ACF confidence intervals in R vs python: why are they different?

It has been shown that the autocorrelation coefficient r(k) follows a Gaussian distribution with variance Var(r(k)).

As you have found, in R, the variance is simply calculated as Var(r(k)) = 1/N for all k. While, in python, the variance is calculated using Bartlett’s formula, where Var(r(k)) = 1/N (1 + 2(r(1)^2+r(2)^2+...+r(k-1)^2)). This results in the first increasing, then flattening confidence level shown above.

Source code of ACF variances in python:

varacf = np.ones(nlags + 1) / nobs
varacf[0] = 0
varacf[1] = 1. / nobs
varacf[2:] *= 1 + 2 * np.cumsum(acf[1:-1]**2)

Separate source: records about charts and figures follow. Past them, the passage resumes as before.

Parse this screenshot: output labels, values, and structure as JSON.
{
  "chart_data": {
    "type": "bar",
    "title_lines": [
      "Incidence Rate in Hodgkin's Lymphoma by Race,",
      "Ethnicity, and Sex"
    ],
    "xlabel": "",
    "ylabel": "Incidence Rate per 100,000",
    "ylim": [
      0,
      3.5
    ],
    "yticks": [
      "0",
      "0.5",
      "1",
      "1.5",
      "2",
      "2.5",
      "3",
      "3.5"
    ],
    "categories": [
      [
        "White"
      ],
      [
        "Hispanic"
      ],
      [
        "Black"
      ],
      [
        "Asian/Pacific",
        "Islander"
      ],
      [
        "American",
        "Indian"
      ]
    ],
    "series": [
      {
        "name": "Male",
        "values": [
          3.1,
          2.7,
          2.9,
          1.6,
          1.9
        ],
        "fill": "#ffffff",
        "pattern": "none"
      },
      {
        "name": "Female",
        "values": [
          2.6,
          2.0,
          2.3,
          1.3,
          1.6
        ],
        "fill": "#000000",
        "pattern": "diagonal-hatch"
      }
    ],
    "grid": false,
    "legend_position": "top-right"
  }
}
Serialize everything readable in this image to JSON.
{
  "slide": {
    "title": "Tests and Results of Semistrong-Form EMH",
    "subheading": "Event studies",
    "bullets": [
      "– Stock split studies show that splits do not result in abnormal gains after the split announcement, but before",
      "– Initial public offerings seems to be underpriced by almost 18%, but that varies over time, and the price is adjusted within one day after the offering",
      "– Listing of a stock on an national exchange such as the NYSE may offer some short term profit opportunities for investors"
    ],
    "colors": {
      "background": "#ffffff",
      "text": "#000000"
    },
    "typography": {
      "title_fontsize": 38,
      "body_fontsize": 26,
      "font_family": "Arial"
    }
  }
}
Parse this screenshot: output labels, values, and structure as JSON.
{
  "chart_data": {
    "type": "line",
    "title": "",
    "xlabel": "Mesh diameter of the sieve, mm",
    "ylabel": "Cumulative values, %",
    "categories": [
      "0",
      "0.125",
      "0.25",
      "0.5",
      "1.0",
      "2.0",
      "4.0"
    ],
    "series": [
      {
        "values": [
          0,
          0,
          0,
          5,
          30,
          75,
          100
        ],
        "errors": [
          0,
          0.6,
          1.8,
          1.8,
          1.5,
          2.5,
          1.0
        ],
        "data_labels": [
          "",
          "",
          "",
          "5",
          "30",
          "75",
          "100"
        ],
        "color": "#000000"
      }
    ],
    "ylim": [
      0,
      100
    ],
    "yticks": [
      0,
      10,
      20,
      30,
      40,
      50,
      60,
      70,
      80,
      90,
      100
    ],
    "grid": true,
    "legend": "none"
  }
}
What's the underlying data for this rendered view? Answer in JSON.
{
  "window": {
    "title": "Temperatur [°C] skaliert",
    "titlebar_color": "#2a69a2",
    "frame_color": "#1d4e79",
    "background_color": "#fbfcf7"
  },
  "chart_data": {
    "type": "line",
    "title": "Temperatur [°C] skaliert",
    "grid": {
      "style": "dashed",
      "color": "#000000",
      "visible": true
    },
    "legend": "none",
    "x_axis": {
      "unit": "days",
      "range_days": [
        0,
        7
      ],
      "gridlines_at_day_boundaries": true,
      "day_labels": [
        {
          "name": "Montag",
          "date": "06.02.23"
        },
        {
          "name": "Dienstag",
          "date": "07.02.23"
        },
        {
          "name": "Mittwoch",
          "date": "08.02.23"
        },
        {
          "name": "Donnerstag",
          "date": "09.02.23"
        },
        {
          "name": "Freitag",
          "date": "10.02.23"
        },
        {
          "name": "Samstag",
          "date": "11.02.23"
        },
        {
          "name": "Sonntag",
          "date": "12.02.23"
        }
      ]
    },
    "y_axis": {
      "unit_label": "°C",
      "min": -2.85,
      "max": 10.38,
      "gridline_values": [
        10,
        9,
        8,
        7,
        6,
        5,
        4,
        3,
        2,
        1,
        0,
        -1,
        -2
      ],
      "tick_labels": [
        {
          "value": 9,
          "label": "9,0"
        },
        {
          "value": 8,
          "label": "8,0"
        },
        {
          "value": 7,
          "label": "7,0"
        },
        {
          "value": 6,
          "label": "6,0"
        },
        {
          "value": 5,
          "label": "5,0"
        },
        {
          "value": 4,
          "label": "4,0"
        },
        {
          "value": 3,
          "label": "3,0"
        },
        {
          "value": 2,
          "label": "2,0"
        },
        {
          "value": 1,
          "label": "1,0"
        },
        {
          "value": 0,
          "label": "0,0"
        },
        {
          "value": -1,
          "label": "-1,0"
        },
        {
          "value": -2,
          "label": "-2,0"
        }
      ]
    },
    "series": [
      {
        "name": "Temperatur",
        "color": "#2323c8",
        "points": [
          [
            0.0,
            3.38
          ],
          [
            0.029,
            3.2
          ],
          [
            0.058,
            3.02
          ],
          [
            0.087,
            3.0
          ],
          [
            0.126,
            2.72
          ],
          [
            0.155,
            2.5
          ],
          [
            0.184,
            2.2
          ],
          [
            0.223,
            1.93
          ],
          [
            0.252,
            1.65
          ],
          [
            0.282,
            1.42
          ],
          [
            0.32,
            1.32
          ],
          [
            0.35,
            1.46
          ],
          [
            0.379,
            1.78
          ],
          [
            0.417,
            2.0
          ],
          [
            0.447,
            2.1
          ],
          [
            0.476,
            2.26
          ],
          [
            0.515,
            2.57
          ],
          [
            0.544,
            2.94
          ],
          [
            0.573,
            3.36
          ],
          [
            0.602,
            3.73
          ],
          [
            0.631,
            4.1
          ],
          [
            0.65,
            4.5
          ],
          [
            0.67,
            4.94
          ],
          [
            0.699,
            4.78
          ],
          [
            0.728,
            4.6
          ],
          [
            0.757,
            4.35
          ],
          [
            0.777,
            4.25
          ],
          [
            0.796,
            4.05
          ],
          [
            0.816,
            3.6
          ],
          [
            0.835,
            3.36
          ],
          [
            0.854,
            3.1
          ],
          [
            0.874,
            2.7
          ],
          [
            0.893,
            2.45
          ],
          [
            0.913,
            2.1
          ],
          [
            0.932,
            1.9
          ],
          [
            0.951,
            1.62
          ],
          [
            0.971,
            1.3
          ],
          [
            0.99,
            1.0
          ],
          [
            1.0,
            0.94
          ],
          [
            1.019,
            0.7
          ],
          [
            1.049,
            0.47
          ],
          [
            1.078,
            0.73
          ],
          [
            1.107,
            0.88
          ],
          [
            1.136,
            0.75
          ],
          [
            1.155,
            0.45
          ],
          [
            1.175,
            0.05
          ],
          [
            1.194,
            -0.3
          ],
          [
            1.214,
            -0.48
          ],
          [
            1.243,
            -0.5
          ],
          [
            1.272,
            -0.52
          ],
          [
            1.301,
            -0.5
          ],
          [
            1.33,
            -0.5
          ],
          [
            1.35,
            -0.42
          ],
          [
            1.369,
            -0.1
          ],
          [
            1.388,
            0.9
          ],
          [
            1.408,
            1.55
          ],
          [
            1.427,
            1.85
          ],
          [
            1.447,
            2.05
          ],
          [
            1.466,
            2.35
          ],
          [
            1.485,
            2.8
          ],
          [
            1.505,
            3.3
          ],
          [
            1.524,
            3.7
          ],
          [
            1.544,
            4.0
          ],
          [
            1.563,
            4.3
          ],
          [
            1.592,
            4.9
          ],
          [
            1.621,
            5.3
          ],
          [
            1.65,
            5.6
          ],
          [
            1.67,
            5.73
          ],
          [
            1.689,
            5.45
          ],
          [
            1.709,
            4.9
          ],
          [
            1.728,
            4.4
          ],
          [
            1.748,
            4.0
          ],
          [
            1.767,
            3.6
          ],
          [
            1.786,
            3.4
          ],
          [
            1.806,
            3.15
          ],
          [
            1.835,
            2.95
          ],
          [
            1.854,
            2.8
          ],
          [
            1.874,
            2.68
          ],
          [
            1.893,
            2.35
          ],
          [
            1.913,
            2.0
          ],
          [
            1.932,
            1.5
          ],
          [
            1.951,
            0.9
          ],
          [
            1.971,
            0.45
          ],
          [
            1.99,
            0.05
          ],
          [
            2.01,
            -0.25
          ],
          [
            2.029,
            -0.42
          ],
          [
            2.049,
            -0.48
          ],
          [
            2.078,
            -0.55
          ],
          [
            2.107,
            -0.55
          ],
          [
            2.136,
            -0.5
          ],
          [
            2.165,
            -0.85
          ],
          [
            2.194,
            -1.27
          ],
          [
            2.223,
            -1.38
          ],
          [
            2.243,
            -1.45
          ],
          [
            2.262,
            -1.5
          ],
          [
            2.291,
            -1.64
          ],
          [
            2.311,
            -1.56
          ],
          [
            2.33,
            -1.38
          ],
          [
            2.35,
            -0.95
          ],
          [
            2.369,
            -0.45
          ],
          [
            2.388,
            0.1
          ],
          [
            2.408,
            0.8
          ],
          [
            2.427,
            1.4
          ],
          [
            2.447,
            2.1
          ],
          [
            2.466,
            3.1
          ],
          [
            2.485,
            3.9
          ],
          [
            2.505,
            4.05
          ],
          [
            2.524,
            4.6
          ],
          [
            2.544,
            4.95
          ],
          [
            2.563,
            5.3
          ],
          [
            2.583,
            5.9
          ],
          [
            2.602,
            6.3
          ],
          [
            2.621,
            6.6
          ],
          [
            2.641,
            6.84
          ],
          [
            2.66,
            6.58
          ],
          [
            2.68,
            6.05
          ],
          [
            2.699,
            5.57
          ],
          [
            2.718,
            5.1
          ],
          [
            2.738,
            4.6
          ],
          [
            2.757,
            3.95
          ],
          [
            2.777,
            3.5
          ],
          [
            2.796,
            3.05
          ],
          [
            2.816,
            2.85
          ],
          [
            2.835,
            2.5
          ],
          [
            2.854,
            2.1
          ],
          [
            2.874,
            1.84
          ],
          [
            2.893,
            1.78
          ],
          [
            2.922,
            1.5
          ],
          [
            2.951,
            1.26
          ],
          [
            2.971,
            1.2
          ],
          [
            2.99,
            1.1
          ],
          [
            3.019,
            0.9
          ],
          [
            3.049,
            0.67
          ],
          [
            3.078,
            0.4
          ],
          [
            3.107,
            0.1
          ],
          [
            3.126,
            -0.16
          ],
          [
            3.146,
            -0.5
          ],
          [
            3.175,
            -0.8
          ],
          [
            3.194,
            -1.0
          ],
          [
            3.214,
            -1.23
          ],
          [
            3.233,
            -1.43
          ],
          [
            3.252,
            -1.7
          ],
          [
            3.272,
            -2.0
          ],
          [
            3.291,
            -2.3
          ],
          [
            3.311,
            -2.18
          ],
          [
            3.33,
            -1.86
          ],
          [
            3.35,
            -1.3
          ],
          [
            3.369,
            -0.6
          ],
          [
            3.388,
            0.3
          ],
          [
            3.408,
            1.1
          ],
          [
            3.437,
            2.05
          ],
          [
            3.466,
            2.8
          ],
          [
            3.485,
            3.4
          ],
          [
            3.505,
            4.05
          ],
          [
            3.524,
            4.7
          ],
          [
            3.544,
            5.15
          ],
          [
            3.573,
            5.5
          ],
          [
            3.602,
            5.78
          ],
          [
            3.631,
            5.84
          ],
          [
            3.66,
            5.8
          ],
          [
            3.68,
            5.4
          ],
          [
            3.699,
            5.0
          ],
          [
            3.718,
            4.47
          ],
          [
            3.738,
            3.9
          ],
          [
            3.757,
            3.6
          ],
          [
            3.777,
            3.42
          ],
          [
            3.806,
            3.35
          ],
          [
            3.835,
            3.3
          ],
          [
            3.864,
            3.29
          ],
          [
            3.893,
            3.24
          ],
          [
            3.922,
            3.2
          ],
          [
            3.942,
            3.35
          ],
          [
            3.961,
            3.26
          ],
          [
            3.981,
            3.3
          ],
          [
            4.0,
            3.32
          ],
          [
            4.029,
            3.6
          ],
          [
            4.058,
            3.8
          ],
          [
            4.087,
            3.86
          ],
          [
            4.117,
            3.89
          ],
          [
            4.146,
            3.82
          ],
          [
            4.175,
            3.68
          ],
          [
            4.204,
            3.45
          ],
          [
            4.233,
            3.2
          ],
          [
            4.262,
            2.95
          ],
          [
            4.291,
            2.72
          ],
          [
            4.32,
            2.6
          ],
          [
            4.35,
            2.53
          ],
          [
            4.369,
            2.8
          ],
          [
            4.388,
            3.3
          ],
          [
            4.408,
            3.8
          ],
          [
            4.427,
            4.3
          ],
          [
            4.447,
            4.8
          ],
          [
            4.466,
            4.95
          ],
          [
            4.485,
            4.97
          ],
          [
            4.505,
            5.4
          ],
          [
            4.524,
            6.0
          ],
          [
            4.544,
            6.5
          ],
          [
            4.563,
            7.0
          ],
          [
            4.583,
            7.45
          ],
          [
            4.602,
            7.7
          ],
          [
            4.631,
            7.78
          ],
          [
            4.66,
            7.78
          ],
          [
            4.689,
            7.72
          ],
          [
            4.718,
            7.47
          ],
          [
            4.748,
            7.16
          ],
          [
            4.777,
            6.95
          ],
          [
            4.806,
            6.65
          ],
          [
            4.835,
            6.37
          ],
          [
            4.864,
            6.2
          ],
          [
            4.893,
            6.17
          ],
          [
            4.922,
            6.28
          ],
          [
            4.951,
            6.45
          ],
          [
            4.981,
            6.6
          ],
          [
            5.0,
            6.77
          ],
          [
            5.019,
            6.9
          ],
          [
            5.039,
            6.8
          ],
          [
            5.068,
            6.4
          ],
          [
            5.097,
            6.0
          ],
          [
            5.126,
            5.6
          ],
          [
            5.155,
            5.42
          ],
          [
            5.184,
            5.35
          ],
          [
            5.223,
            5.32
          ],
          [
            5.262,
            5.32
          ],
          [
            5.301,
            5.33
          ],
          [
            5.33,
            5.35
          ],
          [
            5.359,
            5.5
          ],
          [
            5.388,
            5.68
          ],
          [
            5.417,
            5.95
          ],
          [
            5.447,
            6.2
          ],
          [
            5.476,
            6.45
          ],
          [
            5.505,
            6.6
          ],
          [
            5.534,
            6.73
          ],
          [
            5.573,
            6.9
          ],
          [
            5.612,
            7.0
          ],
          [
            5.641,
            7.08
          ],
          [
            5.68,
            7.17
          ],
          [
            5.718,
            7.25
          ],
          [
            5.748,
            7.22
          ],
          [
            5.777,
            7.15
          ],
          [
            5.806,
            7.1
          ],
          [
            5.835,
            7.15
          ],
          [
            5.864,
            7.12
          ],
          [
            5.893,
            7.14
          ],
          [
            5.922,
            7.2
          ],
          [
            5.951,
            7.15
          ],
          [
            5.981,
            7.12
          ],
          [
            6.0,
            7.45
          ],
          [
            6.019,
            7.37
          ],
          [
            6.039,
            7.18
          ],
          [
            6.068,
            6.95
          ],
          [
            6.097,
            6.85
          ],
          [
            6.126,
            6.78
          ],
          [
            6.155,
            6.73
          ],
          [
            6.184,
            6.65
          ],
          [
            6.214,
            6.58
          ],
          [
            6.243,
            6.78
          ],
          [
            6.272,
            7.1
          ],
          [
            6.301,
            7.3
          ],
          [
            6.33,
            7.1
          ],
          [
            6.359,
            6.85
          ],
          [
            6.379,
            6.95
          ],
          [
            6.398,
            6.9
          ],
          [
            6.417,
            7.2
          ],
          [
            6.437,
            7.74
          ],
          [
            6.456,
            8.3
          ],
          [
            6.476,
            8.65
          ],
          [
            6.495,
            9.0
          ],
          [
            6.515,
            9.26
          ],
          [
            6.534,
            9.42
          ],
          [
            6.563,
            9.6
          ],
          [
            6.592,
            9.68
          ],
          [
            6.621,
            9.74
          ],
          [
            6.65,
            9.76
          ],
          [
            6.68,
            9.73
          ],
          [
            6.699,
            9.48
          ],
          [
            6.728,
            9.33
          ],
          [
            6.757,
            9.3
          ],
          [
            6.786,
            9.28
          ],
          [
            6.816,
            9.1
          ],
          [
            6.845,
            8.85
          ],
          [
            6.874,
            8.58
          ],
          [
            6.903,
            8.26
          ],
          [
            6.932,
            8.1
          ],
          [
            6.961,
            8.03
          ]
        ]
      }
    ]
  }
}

These two distinct formulas are based on different assumptions. The former assumes an i.i.d process and r(k) = 0 for all k != 0, while the later assumes a MA process with order of k-1 where ACF "cuts tail" after lag k.


Not really an answer to the theory part of this (which might be better on CrossValidated), but maybe useful ... ?

If you go to the documentation page for statsmodels.tsa.stattools.acf it gives you an option to browse the source code. The code there is:

varacf = np.ones(nlags + 1) / nobs
varacf[0] = 0
varacf[1] = 1. / nobs
varacf[2:] *= 1 + 2 * np.cumsum(acf[1:-1]**2)
interval = stats.norm.ppf(1 - alpha / 2.) * np.sqrt(varacf)
confint = np.array(lzip(acf - interval, acf + interval))

In contrast, the R source code for plot.acf shows

clim0 <- if (with.ci) qnorm((1 + ci)/2)/sqrt(x$n.used) else c(0, 0)

where ci is the confidence level (default=0.95).